The answer, from my point of view, my body. The doctor offered a possible diagnosis and possible cure. The chemist designed a formula that the lab placed within my reach. I did my part, increasing the availability of the substance in my bloodstream. And it was my body who did most of the work. My cells and the many systems they form took the available supply, used it and as a result I got cured. It was me, or actually the cell and bio-chemical ensemble that make me a “me”, working as a team that restored my health.

Something similar is what I believe should happen in the consultancy world. In the analogy, consultants are the doctor. Except, in real life, no matter how much experience you have, there are no two clients that are equal. Is easier for a doctor, because all human bodies have more or less the same processes. And doctors usually can trust that most of us will react the same to the same medicine.

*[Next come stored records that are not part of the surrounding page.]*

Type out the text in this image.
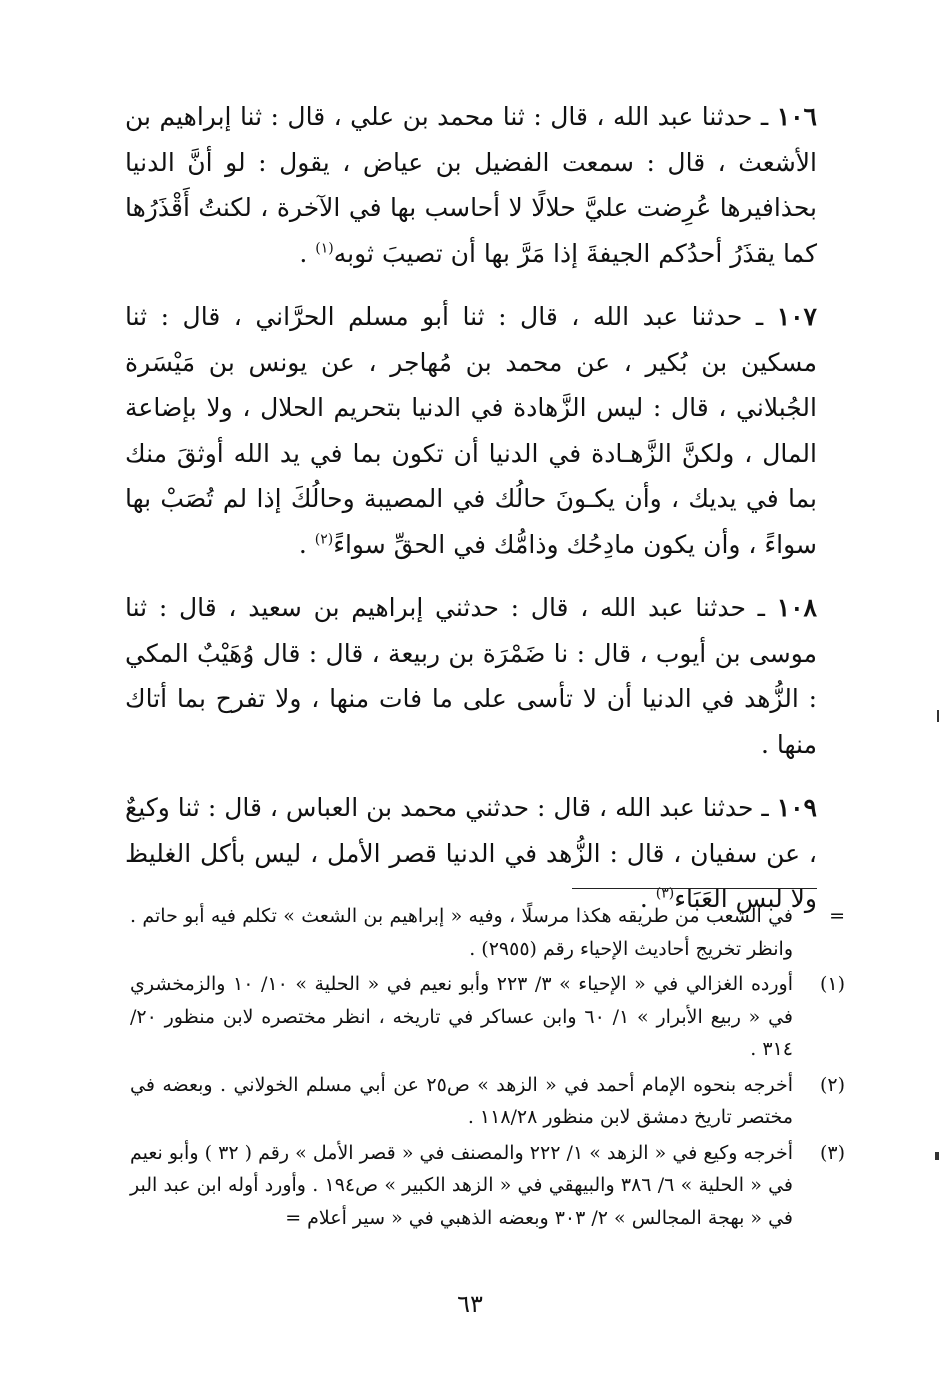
١٠٦ ـ حدثنا عبد الله ، قال : ثنا محمد بن علي ، قال : ثنا إبراهيم بن الأشعث ، قال : سمعت الفضيل بن عياض ، يقول : لو أنَّ الدنيا بحذافيرها عُرِضت عليَّ حلالًا لا أحاسب بها في الآخرة ، لكنتُ أَقْذَرُها كما يقذَرُ أحدُكم الجيفةَ إذا مَرَّ بها أن تصيبَ ثوبه$^{(١)}$ .

١٠٧ ـ حدثنا عبد الله ، قال : ثنا أبو مسلم الحرَّاني ، قال : ثنا مسكين بن بُكير ، عن محمد بن مُهاجر ، عن يونس بن مَيْسَرة الجُبلاني ، قال : ليس الزَّهادة في الدنيا بتحريم الحلال ، ولا بإضاعة المال ، ولكنَّ الزَّهـادة في الدنيا أن تكون بما في يد الله أوثقَ منك بما في يديك ، وأن يكـونَ حالُك في المصيبة وحالُكَ إذا لم تُصَبْ بها سواءً ، وأن يكون مادِحُك وذامُّك في الحقِّ سواءً$^{(٢)}$ .

١٠٨ ـ حدثنا عبد الله ، قال : حدثني إبراهيم بن سعيد ، قال : ثنا موسى بن أيوب ، قال : نا ضَمْرَة بن ربيعة ، قال : قال وُهَيْبٌ المكي : الزُّهد في الدنيا أن لا تأسى على ما فات منها ، ولا تفرح بما أتاك منها .

١٠٩ ـ حدثنا عبد الله ، قال : حدثني محمد بن العباس ، قال : ثنا وكيعٌ ، عن سفيان ، قال : الزُّهد في الدنيا قصر الأمل ، ليس بأكل الغليظ ولا لبس العَبَاء$^{(٣)}$ .

=
في الشعب من طريقه هكذا مرسلًا ، وفيه « إبراهيم بن الشعث » تكلم فيه أبو حاتم . وانظر تخريج أحاديث الإحياء رقم (٢٩٥٥) .
(١)
أورده الغزالي في « الإحياء » ٣/ ٢٢٣ وأبو نعيم في « الحلية » ١٠/ ١٠ والزمخشري في « ربيع الأبرار » ١/ ٦٠ وابن عساكر في تاريخه ، انظر مختصره لابن منظور ٢٠/ ٣١٤ .
(٢)
أخرجه بنحوه الإمام أحمد في « الزهد » ص٢٥ عن أبي مسلم الخولاني . وبعضه في مختصر تاريخ دمشق لابن منظور ١١٨/٢٨ .
(٣)
أخرجه وكيع في « الزهد » ١/ ٢٢٢ والمصنف في « قصر الأمل » رقم ( ٣٢ ) وأبو نعيم في « الحلية » ٦/ ٣٨٦ والبيهقي في « الزهد الكبير » ص١٩٤ . وأورد أوله ابن عبد البر في « بهجة المجالس » ٢/ ٣٠٣ وبعضه الذهبي في « سير أعلام =
٦٣
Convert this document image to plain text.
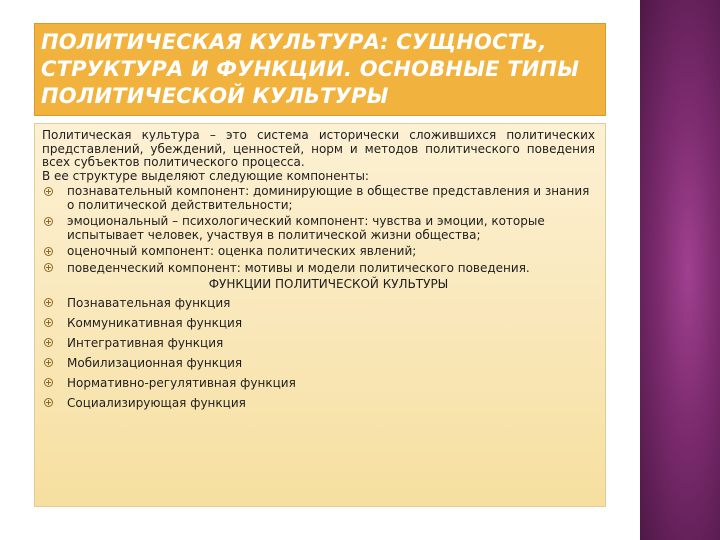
ПОЛИТИЧЕСКАЯ КУЛЬТУРА: СУЩНОСТЬ, СТРУКТУРА И ФУНКЦИИ. ОСНОВНЫЕ ТИПЫ ПОЛИТИЧЕСКОЙ КУЛЬТУРЫ

Политическая культура – это система исторически сложившихся политических представлений, убеждений, ценностей, норм и методов политического поведения всех субъектов политического процесса.

В ее структуре выделяют следующие компоненты:

познавательный компонент: доминирующие в обществе представления и знания о политической действительности;
эмоциональный – психологический компонент: чувства и эмоции, которые испытывает человек, участвуя в политической жизни общества;
оценочный компонент: оценка политических явлений;
поведенческий компонент: мотивы и модели политического поведения.
ФУНКЦИИ ПОЛИТИЧЕСКОЙ КУЛЬТУРЫ
Познавательная функция
Коммуникативная функция
Интегративная функция
Мобилизационная функция
Нормативно-регулятивная функция
Социализирующая функция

However, as a consultant, no matter how experienced you are, how alike your clients are or that they belong to same industry or produce the same product, there none of them are the same. Companies are made of people, company processes are run by persons and of those, you will never find two that are completely alike. Therefore there are not to equal groups of people (or teams) nor two clients that behave exactly the same.

And following this idea, you don’t have the capacity as a consultant to solve their problems. You are an outsider. You can offer support, advice, guidance, “diagnosis”, even a recipe you swear is going to “heal” your clients problem. And none of this things will make you part of that social system. And none of this will make your clients solve their “deseases” or problems if they don’t want or they don’t find out how to do it.

From my point of view, we consultants offer tools. Skills, formats, metrics, habits, behaviors, anything our clients can take, make theirs and use. Anything that makes them feel more prepared so they can solve what’s happening in their business or company.

Our job is not being needed. Said in Blumenstein Theory terms, our job is give them forms that allows them to stay in their enoughness. At least long enough for them to solve (or not) their problems.

Careful, not needing you doesn’t mean not working with you. Not needing you means that from their enoughness they choose you, what you offer, and what you know as the support they want. Not needing you doesn’t mean you’re gonna end up without work. It means that your job must work, and contribute for their autonomy and enoughness.

This model of consulting is the one we believe in at Visión Sistémica. One where colaboration, mutual respect, equity between persons, and their enthusiasm to work together, is what makes teams, companies, and business change.